Myrna Grim se racla la gorge.

- Je suis nouvelle, ici, glissa-t-elle de façon expressément maladroite. Je suis apprentie généalogiste et je dois reconstituer la lignée royale des Kaervalmont. Auriez-vous des références qui traitent du sujet, je vous prie ?

- Absolument, j’ai deux ou trois titres qui me viennent à l’esprit. Laissez-moi un instant, que je vérifie le registre. Effectivement, nous avons « La grande Maison des Kaervalmont » de Simmond Nicolin et « La Généalogie des Grandes Maisons d'Aedria » de Jocet Lambard. Vous les trouverez dans la section Histoire, quinzième allée sur votre droite, étagère 9B.

- Je vous remercie. »

L’herboriste se dirigea vers l’endroit indiqué. Elle scruta les épaisses reliures de cuir des dos des livres face à elle en cherchant les deux ouvrages conseillés. Déçue de voir qu’ils étaient tous deux des pavés colossaux, elle prit l’un, puis le deuxième qui possédait une fiole d’encre noire attachée à sa tranche. C’était en fait un système de sécurité qui garantissait que l’ouvrage deviendrait complètement illisible s’il sortait des murs de la bibliothèque. Des fois que des petits malins s’amuseraient à essayer de le voler. Ce livre devait donc être une pièce rare.

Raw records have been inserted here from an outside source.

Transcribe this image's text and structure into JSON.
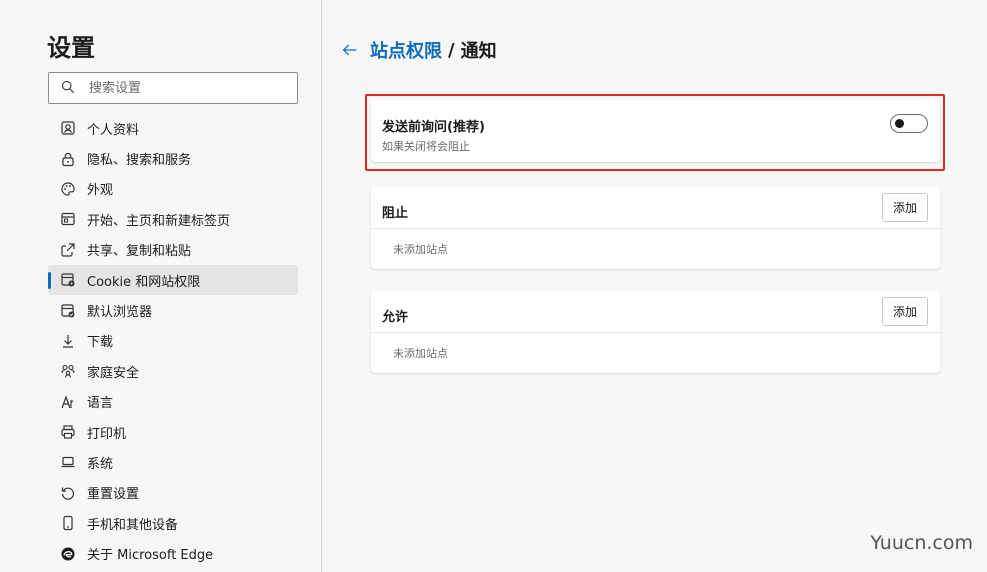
{
  "sidebar": {
    "title": "设置",
    "search_placeholder": "搜索设置",
    "items": [
      {
        "label": "个人资料",
        "icon": "profile-icon"
      },
      {
        "label": "隐私、搜索和服务",
        "icon": "lock-icon"
      },
      {
        "label": "外观",
        "icon": "palette-icon"
      },
      {
        "label": "开始、主页和新建标签页",
        "icon": "home-tab-icon"
      },
      {
        "label": "共享、复制和粘贴",
        "icon": "share-icon"
      },
      {
        "label": "Cookie 和网站权限",
        "icon": "site-permissions-icon",
        "active": true
      },
      {
        "label": "默认浏览器",
        "icon": "default-browser-icon"
      },
      {
        "label": "下载",
        "icon": "download-icon"
      },
      {
        "label": "家庭安全",
        "icon": "family-icon"
      },
      {
        "label": "语言",
        "icon": "language-icon"
      },
      {
        "label": "打印机",
        "icon": "printer-icon"
      },
      {
        "label": "系统",
        "icon": "laptop-icon"
      },
      {
        "label": "重置设置",
        "icon": "reset-icon"
      },
      {
        "label": "手机和其他设备",
        "icon": "phone-icon"
      },
      {
        "label": "关于 Microsoft Edge",
        "icon": "edge-icon"
      }
    ]
  },
  "header": {
    "parent": "站点权限",
    "separator": "/",
    "current": "通知"
  },
  "ask_card": {
    "title": "发送前询问(推荐)",
    "subtitle": "如果关闭将会阻止",
    "toggle_on": false
  },
  "block_card": {
    "title": "阻止",
    "add_label": "添加",
    "empty_text": "未添加站点"
  },
  "allow_card": {
    "title": "允许",
    "add_label": "添加",
    "empty_text": "未添加站点"
  },
  "watermark": "Yuucn.com",
  "colors": {
    "accent": "#0f6cbd",
    "highlight": "#e32b24",
    "background": "#f7f7f7"
  }
}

L’herboriste ensuite s’assit à une table pour lire. Les origines des Kaervalmont, leur ascension sociale, l’impact de leurs actions sur Aegeria et les Terres Orciennes, leurs armoiries et leur place sur le trône, mais aussi les crises institutionnelles qu’ils avaient traversées au cours du temps. Tout ce qui faisait d’eux la puissante famille qu’ils étaient avec quelques scandales pour ne serait-ce que quelque peu noircir le tableau. Comme les fois où le roi Gabryell avait été soupçonné de magie noire, ou quand sa sœur Johamma s’était enfuie avec son amant, renonçant ainsi à ses titres et privilèges.

Puis elle voulut en savoir plus sur chacun des membres de la famille, peut-être lire entre les lignes une raison qui pourrait lui permettre de comprendre chacun des intérêts de chaque Kaervalmont.

Plus le temps passait à la bibliothèque, plus la lumière du jour tombait pour laisser les flammes des chandeliers prendre le relai. Les plus studieux partaient les uns après les autres, remportant leurs retranscriptions ou les ouvrages qu’ils avaient emprunté. Myrna lâcha un bâillement en s’étirant, puis reprit sa lecture. Telle ne fut pas sa surprise quand elle tourna la page d’un chapitre tout à fait digne d’intérêt pour voir que ses pages avaient été arrachées. Elle retourna le livre « La Généalogie des Grandes Maisons d'Aedria » de Jocet Lambard, mais ne trouva aucune trace des fameuses pages manquantes. Elle se leva de sa chaise et prit l’ouvrage.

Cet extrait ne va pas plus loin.